Pieter Bruegel the Elder (ca 1525-1569), Dulle Griet (Mad Meg), ca 1562, oil on wood 117 x 162 cm.
Museum Mayer van den Bergh, Antwerp. See next pictures for details.
The giant figure in the centre, Dulle Griet, advances in rage amidst Boschian monsters towards the mouth of Hell. She wears a breastplate, a helmet and a mailed glove on the left hand, while carrying a sword in the other hand, her arm holding a money-box, a kitchen bowl with cutlery and a bag along her apron, full of stolen goods. As their commander, Dulle Griet is followed on the right by a troop of women looting a house and at the same time managing to handle in the turmoil an army of devilish monsters.
Above the turmoil of Griet’s female followers, Bruegel painted a strange figure with a boat on his back, sitting on the roof of the looted house and spooning a profusion of money out of his egg-shaped buttocks, this scene not showing a clear connection to the turmoil underneath.

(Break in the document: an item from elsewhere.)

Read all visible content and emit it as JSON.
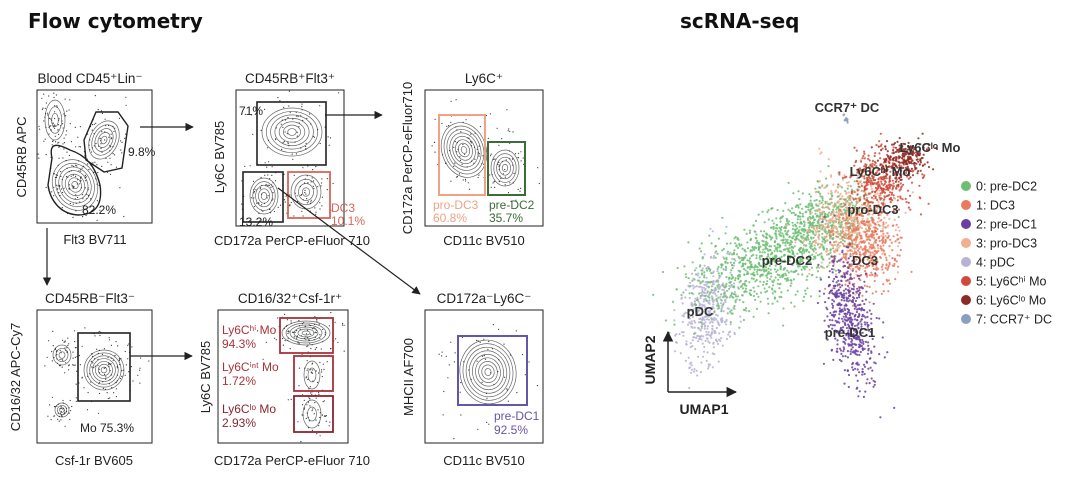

The true meaning of the painting with the apparent imbalance between Griet’s and her followers’ fight and the invincibility of Hell remains unsolved. However, a saying from a book of proverbs published in Antwerp in 1568, may elucidate the painting’s mystery, Bruegel thus simply making fun of noisy or aggressive women: “One woman makes a din, two women a lot of trouble, three an annual market, four a quarrel, five an army, and against six the Devil himself has no weapon.”